We went straight to his bed, didn't stop for anything, because it was now gone 2am. "ah, perfect end to a perfect day. Thank you, so much, for the whole day, you've made me so happy." I sighed, curling up to my boyfriend, interlinking our fingers. "it was nothing." Tom squeezed my fingers, shifting over so he had his back to me. "but it meant the world to me, thank you, so much." I whispered, kissing Toms tshirt covered shoulder. "are you happy then?" Tom asked, his shoulder was twitching a little, like he was trying so hard to keep it there. "yes, so, so happy.

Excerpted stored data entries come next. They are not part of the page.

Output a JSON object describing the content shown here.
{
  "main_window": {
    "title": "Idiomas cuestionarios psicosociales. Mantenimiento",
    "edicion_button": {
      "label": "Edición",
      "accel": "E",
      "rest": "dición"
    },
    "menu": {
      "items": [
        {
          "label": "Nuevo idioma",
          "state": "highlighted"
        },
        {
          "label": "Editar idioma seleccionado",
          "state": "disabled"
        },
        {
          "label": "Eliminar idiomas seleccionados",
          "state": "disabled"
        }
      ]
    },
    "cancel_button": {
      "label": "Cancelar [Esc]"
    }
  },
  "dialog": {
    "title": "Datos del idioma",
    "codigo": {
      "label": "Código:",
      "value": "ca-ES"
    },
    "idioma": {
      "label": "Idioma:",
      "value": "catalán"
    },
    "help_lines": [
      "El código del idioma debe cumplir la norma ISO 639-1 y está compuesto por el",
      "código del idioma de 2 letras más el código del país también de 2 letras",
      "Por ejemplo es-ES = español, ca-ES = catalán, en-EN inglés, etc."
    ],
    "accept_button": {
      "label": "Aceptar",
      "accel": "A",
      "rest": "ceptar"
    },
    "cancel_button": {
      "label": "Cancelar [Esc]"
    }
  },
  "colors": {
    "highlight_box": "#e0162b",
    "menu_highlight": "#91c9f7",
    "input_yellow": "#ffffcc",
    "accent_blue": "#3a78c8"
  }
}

You've made me incredibly happy. Thank you." I smiled, running my fingers over Toms arm. "I'm glad." Tom nuzzled into his pillow, keeping a good hold on my hand.

"good, thank you so much for such a good birthday. Night night Tommy, I love you." I pressed one last kiss to Toms shoulder, nuzzling into his neck. "I know, night Danny." Tom sighed, disappointing me again that he didn't tell me he loved me too. But, I fell asleep happy, because I was cuddled up to my boyfriend, for the first time in ages, happy that he was letting me do this.